I did my best. Eventually – and against my better wishes – I allowed my mom to move in with my sister – who is single, with a dog, no children, no job – into her new house that I arranged for my Mom to pay for – because I had no other alternative.

Three days later, my sister got mad at me for no apparent reason – a thing she does – and for the last 6 weeks, I have been denied access to my mom.

I agreed to turn over the POA to my sister. She hired an attorney anyway who immediately demanded I return things of my mother’s she had either promised to me or told me she didn’t want. I was also told I had to prepare a financial accounting based upon account documents I had already turned over to my sister.

She took my mother’s car. She took money for her house. She accused me of misappropriating my mother’s funds.

The sister-in-law she accused of immigrating to the US illegally became her best friend.

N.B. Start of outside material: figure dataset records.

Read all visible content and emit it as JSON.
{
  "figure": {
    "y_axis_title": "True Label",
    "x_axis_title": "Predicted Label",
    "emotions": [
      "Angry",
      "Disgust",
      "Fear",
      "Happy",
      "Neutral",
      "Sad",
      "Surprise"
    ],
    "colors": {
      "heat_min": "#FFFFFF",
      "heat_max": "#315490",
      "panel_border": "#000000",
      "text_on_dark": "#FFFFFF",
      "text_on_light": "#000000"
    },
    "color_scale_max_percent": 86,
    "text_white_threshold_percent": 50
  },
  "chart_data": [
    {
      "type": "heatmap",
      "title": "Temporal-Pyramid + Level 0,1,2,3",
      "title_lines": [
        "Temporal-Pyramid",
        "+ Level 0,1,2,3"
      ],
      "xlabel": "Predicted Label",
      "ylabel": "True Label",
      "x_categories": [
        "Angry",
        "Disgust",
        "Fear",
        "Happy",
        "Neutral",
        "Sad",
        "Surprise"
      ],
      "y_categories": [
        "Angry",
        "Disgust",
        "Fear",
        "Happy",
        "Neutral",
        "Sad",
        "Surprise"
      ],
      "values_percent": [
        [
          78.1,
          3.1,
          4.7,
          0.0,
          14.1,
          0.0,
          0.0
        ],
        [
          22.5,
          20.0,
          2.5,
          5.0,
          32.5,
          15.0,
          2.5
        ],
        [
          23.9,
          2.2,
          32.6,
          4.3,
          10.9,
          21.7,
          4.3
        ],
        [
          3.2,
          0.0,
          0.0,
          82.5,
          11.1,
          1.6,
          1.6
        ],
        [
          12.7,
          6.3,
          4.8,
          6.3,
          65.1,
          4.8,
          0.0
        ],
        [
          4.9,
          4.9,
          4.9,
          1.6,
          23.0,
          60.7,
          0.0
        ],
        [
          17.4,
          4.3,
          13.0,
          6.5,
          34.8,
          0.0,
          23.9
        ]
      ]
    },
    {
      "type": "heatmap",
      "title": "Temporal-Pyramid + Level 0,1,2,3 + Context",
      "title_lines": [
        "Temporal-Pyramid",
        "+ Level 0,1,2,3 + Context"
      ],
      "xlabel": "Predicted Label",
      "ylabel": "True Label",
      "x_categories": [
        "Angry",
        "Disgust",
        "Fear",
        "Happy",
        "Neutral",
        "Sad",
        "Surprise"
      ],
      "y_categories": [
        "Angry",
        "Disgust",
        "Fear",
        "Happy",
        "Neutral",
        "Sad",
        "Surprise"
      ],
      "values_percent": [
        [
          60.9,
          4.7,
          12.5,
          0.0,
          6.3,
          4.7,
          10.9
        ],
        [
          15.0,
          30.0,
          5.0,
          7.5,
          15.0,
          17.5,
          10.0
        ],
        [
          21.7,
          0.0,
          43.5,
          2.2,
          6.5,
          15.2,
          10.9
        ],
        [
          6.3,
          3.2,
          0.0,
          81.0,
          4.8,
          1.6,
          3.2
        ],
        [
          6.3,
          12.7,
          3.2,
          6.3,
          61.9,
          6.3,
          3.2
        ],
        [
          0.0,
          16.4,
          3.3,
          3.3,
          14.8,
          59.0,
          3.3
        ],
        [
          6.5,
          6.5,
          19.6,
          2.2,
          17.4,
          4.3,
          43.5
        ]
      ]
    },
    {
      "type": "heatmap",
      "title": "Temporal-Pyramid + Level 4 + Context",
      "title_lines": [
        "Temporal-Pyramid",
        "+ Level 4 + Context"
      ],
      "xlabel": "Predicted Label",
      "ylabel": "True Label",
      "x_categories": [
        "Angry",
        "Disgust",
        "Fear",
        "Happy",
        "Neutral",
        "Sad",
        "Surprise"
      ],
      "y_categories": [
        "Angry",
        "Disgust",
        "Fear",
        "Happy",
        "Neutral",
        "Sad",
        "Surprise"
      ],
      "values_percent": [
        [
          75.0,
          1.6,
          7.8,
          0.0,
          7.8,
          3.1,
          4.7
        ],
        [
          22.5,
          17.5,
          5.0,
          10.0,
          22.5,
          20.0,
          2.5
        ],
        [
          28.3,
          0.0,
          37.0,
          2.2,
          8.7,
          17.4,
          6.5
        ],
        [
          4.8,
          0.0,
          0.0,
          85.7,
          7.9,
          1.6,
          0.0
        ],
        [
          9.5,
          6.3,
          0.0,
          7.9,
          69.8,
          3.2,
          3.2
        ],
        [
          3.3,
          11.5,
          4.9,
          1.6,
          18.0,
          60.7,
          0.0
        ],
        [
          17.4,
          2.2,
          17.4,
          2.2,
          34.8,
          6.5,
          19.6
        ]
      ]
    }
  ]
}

The nephew she had labeled an “anchor baby” forgave her everything.

I am the bad guy, and I have not seen my mother in 6 weeks. I have no idea if she is healthy, if she is well, if she is happy. No one will tell me, and her attorney has told me I am not to contact her, even as she has sent me items in the mail which have been intrusive, upsetting, threatening, and violative of the very rules her own attorney set.

I’m so sad. I’m sadder than I have ever been in my life. It is hard to imagine that I will ever not be sad.

I could hire a shark – a ball buster of a lawyer – and I know plenty. I could unleash a maelstrom that would rain hell and fury – and I’d win – because I’d hire the best, and because I am the best.

But I won’t, because I’m a litigator, and I understand that the benefit of a pyrrhic victory inures only to the attorneys.